From: Jill Scott
Date: Sat, 10 Mar 2007 19:38:14 +0100
Hi there, your program looks great and I will spread the infomation around.
However for this Symposium-I would be really interested in tackling an old discussion which we have had together further here:
----the value of "hands on" immersion in the lab context.
Beside having a look at the posts by the Andrew, the two Richards and Eugene, I have jotted down some notes for your reaction:
Immersion is revered in both art and science as one of the most valuable ways to transfer knowledge from educational facilitator to student. According to Sandra Caravita, the lab context in any discipline is so fundamental for learning and for the exchange of information that education is problematic without it. (1995). Reframing the Problem of Conceptual Change, Learning and Instruction, 4. p.89; Caravita, S.(1995). Immersion for artists in the science laboratory is an excellent starting point for new educational approaches to trans-disciplinary practice. Caravita also suggests that a scientist must actively build knowledge through the personal interpretation of her/his experience, but must share this experience not only with peers but also with 'outsiders'.

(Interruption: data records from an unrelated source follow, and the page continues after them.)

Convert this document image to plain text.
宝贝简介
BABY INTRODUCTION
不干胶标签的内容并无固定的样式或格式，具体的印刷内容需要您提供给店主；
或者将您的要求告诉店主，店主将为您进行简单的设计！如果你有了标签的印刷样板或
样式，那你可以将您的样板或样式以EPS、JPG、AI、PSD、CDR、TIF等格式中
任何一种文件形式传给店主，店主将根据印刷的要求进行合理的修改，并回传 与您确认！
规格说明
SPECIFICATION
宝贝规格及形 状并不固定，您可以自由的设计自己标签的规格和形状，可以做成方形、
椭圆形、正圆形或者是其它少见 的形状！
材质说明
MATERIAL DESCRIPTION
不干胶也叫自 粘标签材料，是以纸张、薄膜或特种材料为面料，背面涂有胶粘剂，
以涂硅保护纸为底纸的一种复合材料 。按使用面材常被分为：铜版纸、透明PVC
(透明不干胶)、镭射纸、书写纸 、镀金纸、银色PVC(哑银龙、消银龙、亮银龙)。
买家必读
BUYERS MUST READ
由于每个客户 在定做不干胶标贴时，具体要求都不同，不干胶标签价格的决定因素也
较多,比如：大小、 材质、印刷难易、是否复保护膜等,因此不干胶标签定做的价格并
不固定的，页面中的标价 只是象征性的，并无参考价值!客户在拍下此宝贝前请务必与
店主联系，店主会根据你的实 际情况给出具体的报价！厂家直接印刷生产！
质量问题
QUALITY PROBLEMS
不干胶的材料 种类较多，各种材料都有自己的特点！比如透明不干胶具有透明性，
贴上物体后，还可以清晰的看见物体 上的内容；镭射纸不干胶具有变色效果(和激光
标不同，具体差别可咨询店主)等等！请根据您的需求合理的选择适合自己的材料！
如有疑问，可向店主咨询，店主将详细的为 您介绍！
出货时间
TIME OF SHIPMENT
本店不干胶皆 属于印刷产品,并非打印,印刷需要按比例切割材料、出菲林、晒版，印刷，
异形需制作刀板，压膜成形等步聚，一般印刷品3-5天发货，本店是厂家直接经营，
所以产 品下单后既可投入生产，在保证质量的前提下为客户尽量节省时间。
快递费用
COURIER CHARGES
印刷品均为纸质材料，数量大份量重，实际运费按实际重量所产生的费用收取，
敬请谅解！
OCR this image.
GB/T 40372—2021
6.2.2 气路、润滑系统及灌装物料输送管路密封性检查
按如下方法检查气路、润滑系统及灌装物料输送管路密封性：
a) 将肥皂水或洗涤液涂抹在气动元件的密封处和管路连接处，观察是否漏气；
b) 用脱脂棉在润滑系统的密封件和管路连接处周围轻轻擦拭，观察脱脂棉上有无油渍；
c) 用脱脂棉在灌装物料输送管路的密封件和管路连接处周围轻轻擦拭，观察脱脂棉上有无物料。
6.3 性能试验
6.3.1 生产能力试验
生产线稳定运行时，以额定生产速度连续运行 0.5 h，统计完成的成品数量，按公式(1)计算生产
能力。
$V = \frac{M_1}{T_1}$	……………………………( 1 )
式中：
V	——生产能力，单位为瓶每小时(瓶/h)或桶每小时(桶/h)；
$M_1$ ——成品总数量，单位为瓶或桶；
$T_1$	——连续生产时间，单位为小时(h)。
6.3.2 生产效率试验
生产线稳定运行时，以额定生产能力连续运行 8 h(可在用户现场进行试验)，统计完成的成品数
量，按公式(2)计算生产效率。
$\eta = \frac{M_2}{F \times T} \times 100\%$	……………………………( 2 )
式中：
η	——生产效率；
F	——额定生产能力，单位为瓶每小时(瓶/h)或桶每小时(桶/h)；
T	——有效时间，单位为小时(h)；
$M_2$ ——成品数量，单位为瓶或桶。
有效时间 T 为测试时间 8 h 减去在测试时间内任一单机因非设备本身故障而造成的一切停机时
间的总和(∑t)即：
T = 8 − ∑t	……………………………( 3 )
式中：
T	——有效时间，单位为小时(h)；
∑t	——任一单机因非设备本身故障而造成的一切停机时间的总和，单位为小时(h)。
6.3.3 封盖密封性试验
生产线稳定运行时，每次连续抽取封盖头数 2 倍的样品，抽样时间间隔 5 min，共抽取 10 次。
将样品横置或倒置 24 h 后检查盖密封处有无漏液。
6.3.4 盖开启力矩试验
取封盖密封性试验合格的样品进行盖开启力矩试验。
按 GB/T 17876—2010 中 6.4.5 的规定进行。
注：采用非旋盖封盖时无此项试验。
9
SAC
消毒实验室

Why do you think that the artist can become this very valuable 'outsider'?
Generally, from our experience with the life sciences, the most beneficial way to start working with scientists is to assist them to collect the empirical evidence they need for their research. For example, in the artists-in-labs project at the Centre for Microscopy, artists were given a 'hands-on' education on tools like the Scanning Electron Microscope. The mastering of skills like these requires a very exact level of mimicry as part of the learning process.
Is important is it for the artist to really understand the methodologies and methods of science and why?